É crucial que os refugiados venezuelanos não sejam incluídos nessa lógica. Seu deslocamento não justifica o uso da força; é uma denúncia do fracasso global — incluindo regimes de sanções, desigualdade regional e apoio internacional inadequado. Respeitar os refugiados significa resistir à sua instrumentalização como moeda de troca moral em disputas geopolíticas.

A retórica da liberdade transforma os refugiados em símbolos. Como prova do fracasso estatal, justificativa para intervenção ou pano de fundo para ganhos estratégicos. Uma abordagem séria, em vez disso, priorizaria os direitos de asilo, a cooperação regional e o apoio de longo prazo, sem militarização.

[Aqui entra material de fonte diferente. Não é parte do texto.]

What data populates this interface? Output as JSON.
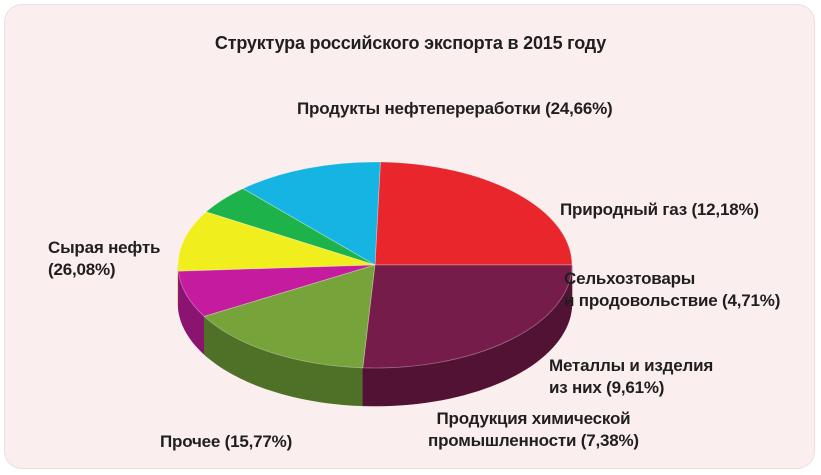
{
  "chart_data": {
    "type": "pie",
    "title": "Структура российского экспорта в 2015 году",
    "three_d": true,
    "slices": [
      {
        "label": "Продукты нефтепереработки",
        "value": 24.66,
        "value_text": "(24,66%)",
        "color": "#e8262b",
        "side": "#a81b1e"
      },
      {
        "label": "Природный газ",
        "value": 12.18,
        "value_text": "(12,18%)",
        "color": "#16b4e3",
        "side": "#0e7fa1"
      },
      {
        "label": "Сельхозтовары и продовольствие",
        "value": 4.71,
        "value_text": "(4,71%)",
        "color": "#1db24a",
        "side": "#157d34"
      },
      {
        "label": "Металлы и изделия из них",
        "value": 9.61,
        "value_text": "(9,61%)",
        "color": "#f1ee1e",
        "side": "#b0ad12"
      },
      {
        "label": "Продукция химической промышленности",
        "value": 7.38,
        "value_text": "(7,38%)",
        "color": "#c51c9f",
        "side": "#8c1471"
      },
      {
        "label": "Прочее",
        "value": 15.77,
        "value_text": "(15,77%)",
        "color": "#76a33a",
        "side": "#4f7127"
      },
      {
        "label": "Сырая нефть",
        "value": 26.08,
        "value_text": "(26,08%)",
        "color": "#751c4b",
        "side": "#521233"
      }
    ]
  },
  "labels": {
    "products": "Продукты нефтепереработки (24,66%)",
    "gas": "Природный газ (12,18%)",
    "agro_line1": "Сельхозтовары",
    "agro_line2": "и продовольствие (4,71%)",
    "metals_line1": "Металлы и изделия",
    "metals_line2": "из них (9,61%)",
    "chem_line1": "Продукция химической",
    "chem_line2": "промышленности (7,38%)",
    "other": "Прочее (15,77%)",
    "crude_line1": "Сырая нефть",
    "crude_line2": "(26,08%)"
  }
}
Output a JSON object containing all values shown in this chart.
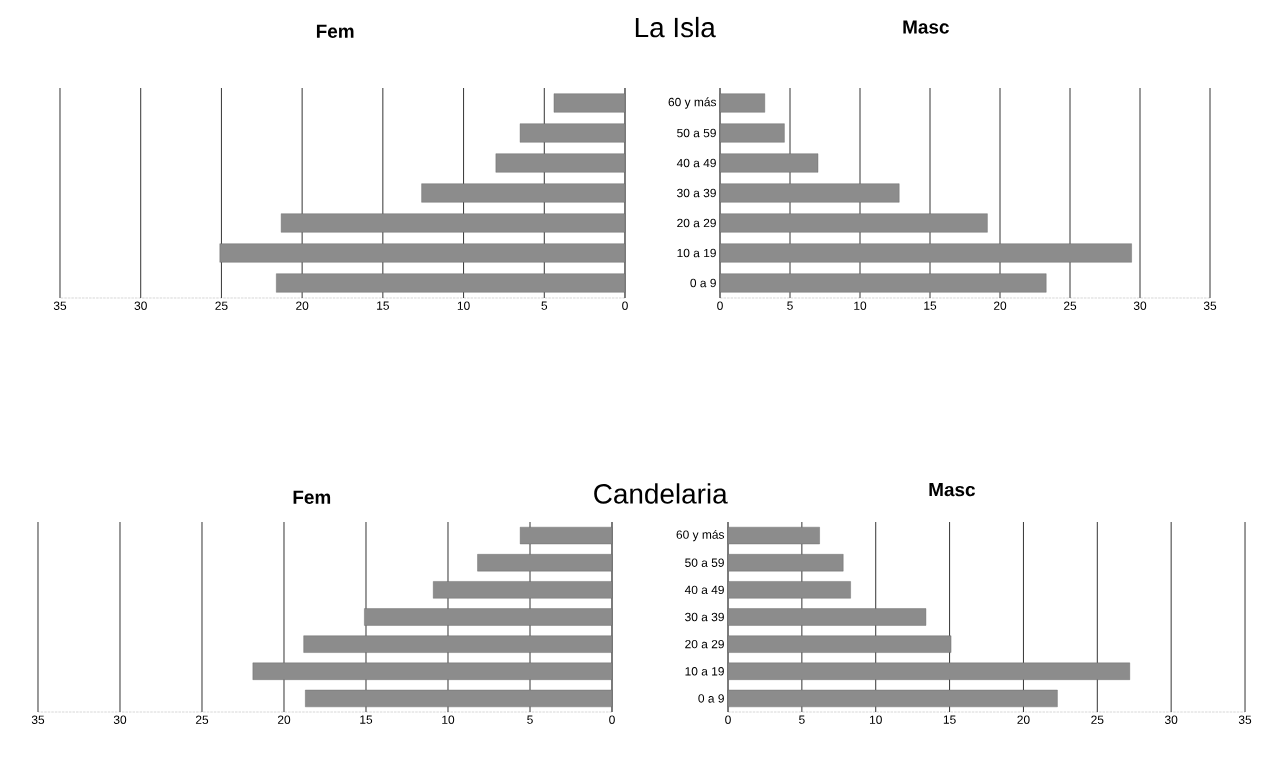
{
  "chart_data": [
    {
      "type": "bar",
      "orientation": "horizontal",
      "title": "La Isla",
      "categories": [
        null,
        null,
        null,
        null,
        null,
        null,
        null
      ],
      "grid": "x",
      "xlim": [
        35,
        0
      ],
      "xticks": [
        35,
        30,
        25,
        20,
        15,
        10,
        5,
        0
      ],
      "series": [
        {
          "name": "Fem",
          "color": "#8c8c8c",
          "values": [
            4.4,
            6.5,
            8.0,
            12.6,
            21.3,
            25.1,
            21.6
          ]
        }
      ]
    },
    {
      "type": "bar",
      "orientation": "horizontal",
      "categories": [
        "60 y más",
        "50 a 59",
        "40 a 49",
        "30 a 39",
        "20 a 29",
        "10 a 19",
        "0 a 9"
      ],
      "grid": "x",
      "xlim": [
        0,
        35
      ],
      "xticks": [
        0,
        5,
        10,
        15,
        20,
        25,
        30,
        35
      ],
      "series": [
        {
          "name": "Masc",
          "color": "#8c8c8c",
          "values": [
            3.2,
            4.6,
            7.0,
            12.8,
            19.1,
            29.4,
            23.3
          ]
        }
      ]
    },
    {
      "type": "bar",
      "orientation": "horizontal",
      "title": "Candelaria",
      "categories": [
        null,
        null,
        null,
        null,
        null,
        null,
        null
      ],
      "grid": "x",
      "xlim": [
        35,
        0
      ],
      "xticks": [
        35,
        30,
        25,
        20,
        15,
        10,
        5,
        0
      ],
      "series": [
        {
          "name": "Fem",
          "color": "#8c8c8c",
          "values": [
            5.6,
            8.2,
            10.9,
            15.1,
            18.8,
            21.9,
            18.7
          ]
        }
      ]
    },
    {
      "type": "bar",
      "orientation": "horizontal",
      "categories": [
        "60 y más",
        "50 a 59",
        "40 a 49",
        "30 a 39",
        "20 a 29",
        "10 a 19",
        "0 a 9"
      ],
      "grid": "x",
      "xlim": [
        0,
        35
      ],
      "xticks": [
        0,
        5,
        10,
        15,
        20,
        25,
        30,
        35
      ],
      "series": [
        {
          "name": "Masc",
          "color": "#8c8c8c",
          "values": [
            6.2,
            7.8,
            8.3,
            13.4,
            15.1,
            27.2,
            22.3
          ]
        }
      ]
    }
  ]
}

A prisão de Nicolás Maduro não revela muito sobre a suposta disfunção excepcional da Venezuela, mas revela muito sobre como o poder opera quando envolto na linguagem da liberdade. As justificativas de Trump baseiam-se em preocupações seletivamente amplificadas sobre drogas, eleições e governança, transformadas em autoridade moral para ações unilaterais.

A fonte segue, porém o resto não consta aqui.